Xing Baifang, Greenwood Celia M T, Bull Shelley B
Genetics and Genome Biology, Hospital for Sick Children, Toronto, Ontario, Canada.
Biostatistics. 2007 Jul;8(3):632-53. doi: 10.1093/biostatistics/kxl035. Epub 2006 Oct 23.
Microarray technologies allow for simultaneous measurement of DNA copy number at thousands of positions in a genome. Gains and losses of DNA sequences reveal themselves through characteristic patterns of hybridization intensity. To identify change points along the chromosomes, we develop a marker clustering method which consists of 2 parts.

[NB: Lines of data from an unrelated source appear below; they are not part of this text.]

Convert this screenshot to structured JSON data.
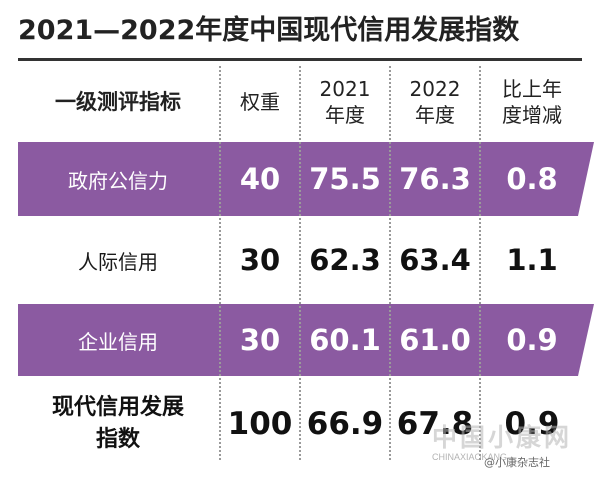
{
  "title": "2021—2022年度中国现代信用发展指数",
  "header": {
    "col1": "一级测评指标",
    "col2": "权重",
    "col3_line1": "2021",
    "col3_line2": "年度",
    "col4_line1": "2022",
    "col4_line2": "年度",
    "col5_line1": "比上年",
    "col5_line2": "度增减"
  },
  "rows": [
    {
      "name": "政府公信力",
      "weight": "40",
      "y2021": "75.5",
      "y2022": "76.3",
      "change": "0.8"
    },
    {
      "name": "人际信用",
      "weight": "30",
      "y2021": "62.3",
      "y2022": "63.4",
      "change": "1.1"
    },
    {
      "name": "企业信用",
      "weight": "30",
      "y2021": "60.1",
      "y2022": "61.0",
      "change": "0.9"
    }
  ],
  "total": {
    "name_line1": "现代信用发展",
    "name_line2": "指数",
    "weight": "100",
    "y2021": "66.9",
    "y2022": "67.8",
    "change": "0.9"
  },
  "watermark": {
    "main": "中国小康网",
    "sub": "CHINAXIAOKANG",
    "credit": "@小康杂志社"
  },
  "colors": {
    "band": "#8b5aa1"
  }
}
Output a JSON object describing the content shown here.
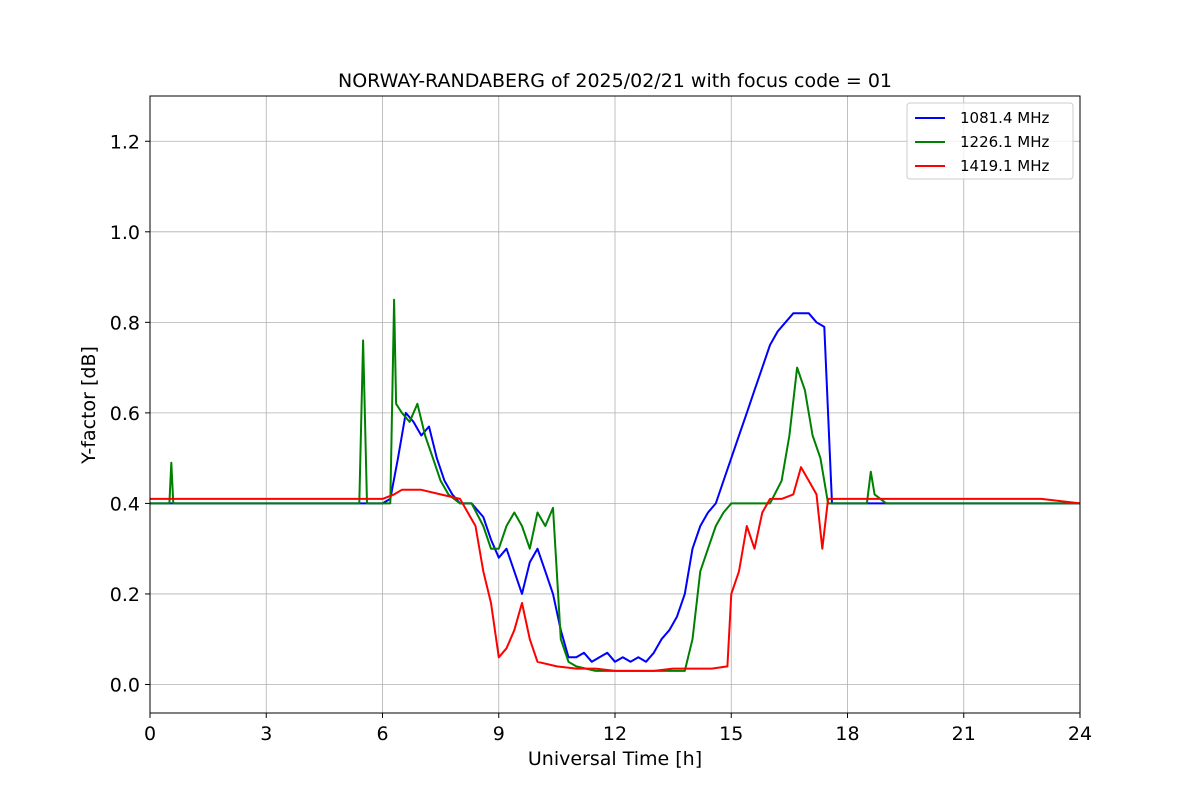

First, a "circular clustering tree test statistic" attaches a statistic to each marker that measures the likelihood that it is a change point. Then construction of the marker statistics is followed by outlier detection approaches. The method provides a new way to build up a binary tree that can accurately capture change-point signals and is easy to perform. A simulation study shows good performance in change-point detection, and cancer cell line data are used to illustrate performance when regions of true copy number changes are known.
微阵列技术允许同时测量基因组中数千个位置的DNA拷贝数。DNA序列的增加和减少通过杂交强度的特征模式显现出来。为了识别染色体上的变化点,我们开发了一种标记聚类方法,该方法由两部分组成。首先,一个“循环聚类树检验统计量”为每个标记赋予一个统计量,该统计量衡量其成为变化点的可能性。然后,在构建标记统计量之后采用异常值检测方法。该方法提供了一种构建二叉树的新方法,该二叉树可以准确捕获变化点信号并且易于执行。一项模拟研究表明该方法在变化点检测方面具有良好的性能,并且当已知真实拷贝数变化区域时,使用癌细胞系数据来说明其性能。